A solid-state hyperspectral imager for real-time standoff explosives detection using shortwave infrared imaging

We present a new and innovative short-wave infrared (SWIR) hyperspectral imaging focal plane array (FPA) concept for bulk and trace standoff explosives detection. The proposed technology combines conventional uncooled InGaAs based SWIR imaging with the wavelength selectivity of a monolithically integrated solid-state Fabry-Perot interferometer. Each pixel of the array consists of a group of sub-pixels in which each sub-pixel is tuned to absorb a separate wavelength. The relative responses from the sub-pixels (i.e. wavelengths) are compared to the spectral characteristics of explosives in the SWIR to detect and locate them within an imaged scene among various background materials.

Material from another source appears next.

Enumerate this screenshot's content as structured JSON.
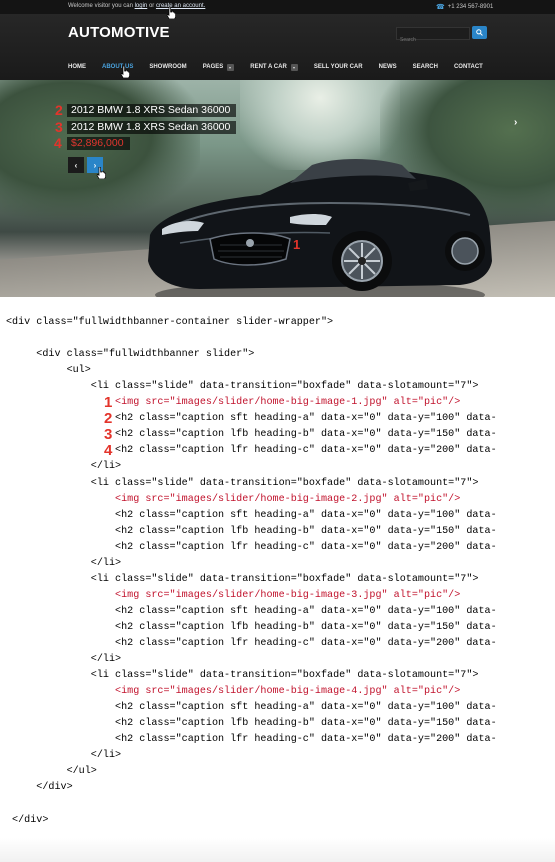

The novel technology will be compact, and consume low power such that it can be used as a handheld device or mounted for persistent surveillance of crowded areas and checkpoints. The technology does not use any scanning nor tuning apparatuses such as MEMS devices, and is therefore fast, compact, lightweight and not susceptible to vibration. The technology is therefore ideal for man portable applications and unmanned vehicle platforms. An eyesafe (covert) illuminator may be used to provide illumination in situations when ambient light conditions are not sufficient. We will present a detailed design of the novel focal plane array and a theoretical standoff distance and false rates study.